Officials at the Avon Y conducted an emergency drill, but didn't notify police.

A local YMCA branch is facing criticism for a security drill that terrified some patrons and brought law enforcement rushing to the scene for what they thought was an armed and masked intruder.

"The 911 calls came in from citizens that were actually there working out," explained Avon Police Detective Brian Nugent.

According to a police report, no fewer than nine officers from Avon, Brownsburg, and the Hendricks County Sheriff's Department rushed to the scene for calls of a masked intruder, possibly with a gun, running through the building.

When officers got to the Y at 301 Satori Parkway in Avon, Nugent said, "They were alarmed to encounter a handful of people who were very frightened about what they had seen."

As it turns out, what they witnessed wasn't real at all. According to a police report, the masked suspect wasn't really a suspect, but an employee of the Y.

A spokesperson for the Y says what happened was all part of a monthly safety drill, which Ys are required to do. But there was some kind of communication breakdown and not everyone who was supposed to be in the know about what was going on was informed.

According to the police report, the Y's director never let police or 911 know about the drill, so employees would have a realistic reaction to what was going on in front of them.

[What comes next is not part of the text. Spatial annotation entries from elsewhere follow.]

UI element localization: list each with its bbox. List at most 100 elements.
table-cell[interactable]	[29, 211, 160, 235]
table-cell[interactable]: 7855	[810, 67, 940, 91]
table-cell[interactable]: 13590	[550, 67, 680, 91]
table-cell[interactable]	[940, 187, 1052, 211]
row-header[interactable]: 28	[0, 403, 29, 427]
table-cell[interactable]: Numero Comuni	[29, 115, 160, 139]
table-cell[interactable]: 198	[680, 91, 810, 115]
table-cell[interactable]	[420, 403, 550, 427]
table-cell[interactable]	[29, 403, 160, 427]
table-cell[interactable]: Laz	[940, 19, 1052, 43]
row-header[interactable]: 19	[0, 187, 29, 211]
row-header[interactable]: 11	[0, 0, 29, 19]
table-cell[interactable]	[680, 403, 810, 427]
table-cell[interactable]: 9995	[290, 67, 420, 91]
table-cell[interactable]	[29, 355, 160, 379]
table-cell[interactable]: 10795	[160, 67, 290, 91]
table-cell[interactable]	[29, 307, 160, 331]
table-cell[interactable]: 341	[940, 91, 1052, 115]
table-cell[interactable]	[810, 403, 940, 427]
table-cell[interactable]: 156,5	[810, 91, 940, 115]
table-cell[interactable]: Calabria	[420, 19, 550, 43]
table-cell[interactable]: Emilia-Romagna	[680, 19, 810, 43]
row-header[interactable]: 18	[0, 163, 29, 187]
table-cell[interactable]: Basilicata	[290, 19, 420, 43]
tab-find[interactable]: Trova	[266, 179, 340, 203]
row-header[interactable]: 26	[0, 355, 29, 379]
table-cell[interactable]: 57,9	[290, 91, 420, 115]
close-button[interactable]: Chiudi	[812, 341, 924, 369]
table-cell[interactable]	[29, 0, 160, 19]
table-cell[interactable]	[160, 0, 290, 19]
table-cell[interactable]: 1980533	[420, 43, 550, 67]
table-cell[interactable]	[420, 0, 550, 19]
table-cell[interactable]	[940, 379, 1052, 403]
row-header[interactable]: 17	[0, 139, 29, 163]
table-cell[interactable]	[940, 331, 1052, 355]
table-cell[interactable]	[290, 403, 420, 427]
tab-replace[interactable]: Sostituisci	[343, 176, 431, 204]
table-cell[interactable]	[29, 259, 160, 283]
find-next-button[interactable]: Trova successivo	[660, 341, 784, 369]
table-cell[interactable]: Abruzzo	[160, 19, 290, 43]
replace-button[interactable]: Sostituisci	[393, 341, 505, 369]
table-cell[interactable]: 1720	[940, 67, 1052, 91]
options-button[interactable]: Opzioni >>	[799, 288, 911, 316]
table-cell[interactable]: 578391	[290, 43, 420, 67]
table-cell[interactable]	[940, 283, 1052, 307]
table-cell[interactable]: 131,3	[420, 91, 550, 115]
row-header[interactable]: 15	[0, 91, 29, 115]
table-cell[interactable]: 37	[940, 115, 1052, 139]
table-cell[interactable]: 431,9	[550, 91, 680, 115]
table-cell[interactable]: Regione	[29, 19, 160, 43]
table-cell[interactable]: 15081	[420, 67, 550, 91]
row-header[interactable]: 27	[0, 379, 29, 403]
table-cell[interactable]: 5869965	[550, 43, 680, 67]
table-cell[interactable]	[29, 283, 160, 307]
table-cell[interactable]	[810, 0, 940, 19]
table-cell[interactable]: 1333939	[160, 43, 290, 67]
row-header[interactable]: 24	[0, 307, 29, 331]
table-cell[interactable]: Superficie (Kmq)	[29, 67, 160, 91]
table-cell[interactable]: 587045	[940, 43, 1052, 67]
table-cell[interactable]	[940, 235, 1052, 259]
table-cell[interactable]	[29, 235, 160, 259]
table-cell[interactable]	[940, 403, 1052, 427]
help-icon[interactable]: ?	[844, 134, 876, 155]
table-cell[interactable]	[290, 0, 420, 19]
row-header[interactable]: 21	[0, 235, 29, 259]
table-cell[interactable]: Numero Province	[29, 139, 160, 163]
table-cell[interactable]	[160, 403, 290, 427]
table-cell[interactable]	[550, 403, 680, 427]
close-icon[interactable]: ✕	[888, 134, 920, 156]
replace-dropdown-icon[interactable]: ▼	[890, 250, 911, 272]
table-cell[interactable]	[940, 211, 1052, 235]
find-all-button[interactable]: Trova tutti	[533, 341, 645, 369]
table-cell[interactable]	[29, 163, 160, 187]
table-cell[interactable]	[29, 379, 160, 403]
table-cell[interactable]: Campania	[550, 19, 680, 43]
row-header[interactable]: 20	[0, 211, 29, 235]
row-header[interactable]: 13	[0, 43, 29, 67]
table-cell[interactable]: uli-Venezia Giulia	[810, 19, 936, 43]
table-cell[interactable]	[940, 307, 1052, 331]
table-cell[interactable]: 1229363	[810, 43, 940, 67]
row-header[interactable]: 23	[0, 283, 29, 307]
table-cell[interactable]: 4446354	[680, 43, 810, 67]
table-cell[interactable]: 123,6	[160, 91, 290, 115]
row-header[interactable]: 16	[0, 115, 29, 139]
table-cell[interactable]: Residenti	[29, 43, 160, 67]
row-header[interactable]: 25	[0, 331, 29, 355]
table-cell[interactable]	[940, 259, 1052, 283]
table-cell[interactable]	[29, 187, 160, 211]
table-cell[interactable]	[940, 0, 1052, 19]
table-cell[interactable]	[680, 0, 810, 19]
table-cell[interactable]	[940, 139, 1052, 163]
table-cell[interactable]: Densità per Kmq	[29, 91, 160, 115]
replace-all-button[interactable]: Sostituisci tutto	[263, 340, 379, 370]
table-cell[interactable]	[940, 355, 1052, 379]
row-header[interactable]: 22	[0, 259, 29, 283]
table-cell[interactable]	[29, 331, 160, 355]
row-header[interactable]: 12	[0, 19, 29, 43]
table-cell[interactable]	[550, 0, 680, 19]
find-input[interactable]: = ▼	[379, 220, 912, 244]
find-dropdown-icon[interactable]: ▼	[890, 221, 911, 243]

"That's kind of a wild mistake, really," said Mary Whaley when she heard about what happened.

Whaley's granddaughter comes to the Y in Avon for swimming lessons. She said with concealed carry laws, the Y took a chance no visitors there would step in with possibly tragic consequences.

"I was just at Kroger's and I seen a man with a gun in his back pocket, so that could happen very easily and that would be terrible. Terrible," said Whaley.

Add police to the mix, said Y patron Jennifer Gulesian, "It could have been, you know, a shootout."

"The liability is what concerns us the most about what happened," added Nugent.

Police said not only could it have been dangerous at the scene, but officers rushing there could have been involved in a crash.

"There was certainly a period of time there, where we were responding as though it were a legitimate complaint," said Nugent.

Now that's its over, police said if area businesses or organizations want to stage an emergency, they have to invite law enforcement to pretend with them, so they can avoid a possible real life tragedy.

Avon Police said the Hendricks County Prosecutor's office is aware of the case and will decide if any charges should be filed.